Another major draw for Kamanda was Penn Law’s proximity to New York and Washington, D.C., which allows him easy access to the foreign policy makers and experts in those cities. But as it turns out, he does not necessarily have to travel beyond Penn’s campus to find such scholarship.
For instance, Penn Law Professor William Burke-White, an expert on public international law, contributed an article to FPD about transitional justice in Uganda. For its issue on global warming, FPD interviewed a former chairman of the White House Climate Change Task Force, Roger Ballentine, following his remarks at a Journal of Business Law-sponsored symposium. And Kamanda’s fellow Law School classmates Deena Shankar (‘10) and Katie Roney (‘09) have also penned articles for FPD about their respective areas of expertise, Arab women in the Middle East and U.S. policy toward Pakistan.

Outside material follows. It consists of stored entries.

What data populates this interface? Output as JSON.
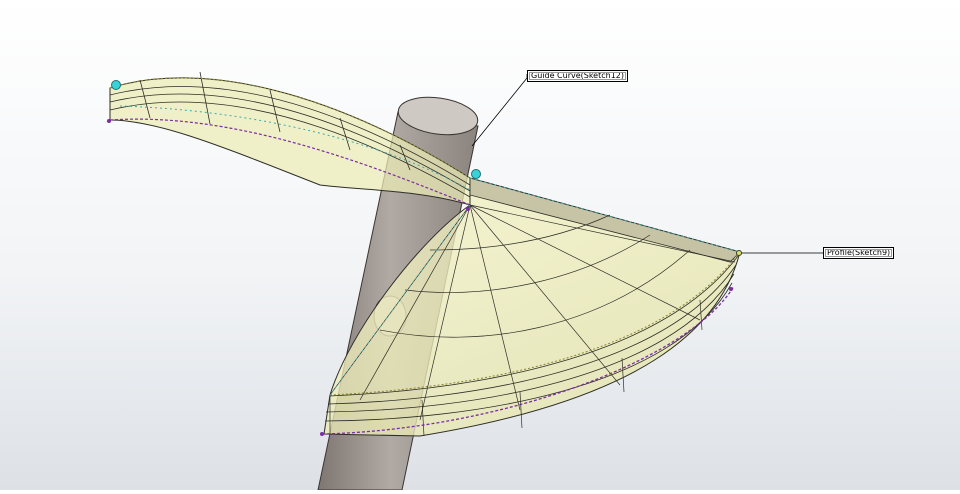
{
  "viewport": {
    "background_top": "#ffffff",
    "background_bottom": "#dfe3e8"
  },
  "callouts": {
    "guide_curve": "Guide Curve(Sketch12)",
    "profile": "Profile(Sketch9)"
  },
  "colors": {
    "surface_fill": "#ecebb4",
    "surface_edge": "#2e2e28",
    "shaft_fill": "#a39c97",
    "guide_curve": "#4a3a9a",
    "profile_curve": "#7a2ea0",
    "handle_point": "#38d3d8",
    "preview_dotted": "#8c8630",
    "edge_dotted": "#3fa9b0"
  }
}
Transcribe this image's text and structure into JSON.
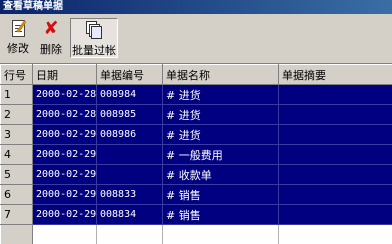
{
  "window": {
    "title": "查看草稿单据"
  },
  "toolbar": {
    "edit_label": "修改",
    "delete_label": "删除",
    "batch_post_label": "批量过帐"
  },
  "table": {
    "columns": [
      "行号",
      "日期",
      "单据编号",
      "单据名称",
      "单据摘要"
    ],
    "rows": [
      {
        "num": "1",
        "date": "2000-02-28",
        "code": "008984",
        "name": "# 进货",
        "summary": ""
      },
      {
        "num": "2",
        "date": "2000-02-28",
        "code": "008985",
        "name": "# 进货",
        "summary": ""
      },
      {
        "num": "3",
        "date": "2000-02-29",
        "code": "008986",
        "name": "# 进货",
        "summary": ""
      },
      {
        "num": "4",
        "date": "2000-02-29",
        "code": "",
        "name": "# 一般费用",
        "summary": ""
      },
      {
        "num": "5",
        "date": "2000-02-29",
        "code": "",
        "name": "# 收款单",
        "summary": ""
      },
      {
        "num": "6",
        "date": "2000-02-29",
        "code": "008833",
        "name": "# 销售",
        "summary": ""
      },
      {
        "num": "7",
        "date": "2000-02-29",
        "code": "008834",
        "name": "# 销售",
        "summary": ""
      }
    ]
  },
  "colors": {
    "selection": "#000080",
    "chrome": "#d4d0c8"
  }
}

Following Kamanda’s graduation from the Law School this coming May, he plans to continue working on and promoting the site, which has been noted by the Philadelphia World Affairs Council and The Huffington Post. Kamanda attributes FPD’s preliminary success to his collaboration with the University, and with Penn Law in particular.
“The Law School has been a great support for me,” reflects Kamanda. “The Foreign Policy Digest is the product of a community effort.”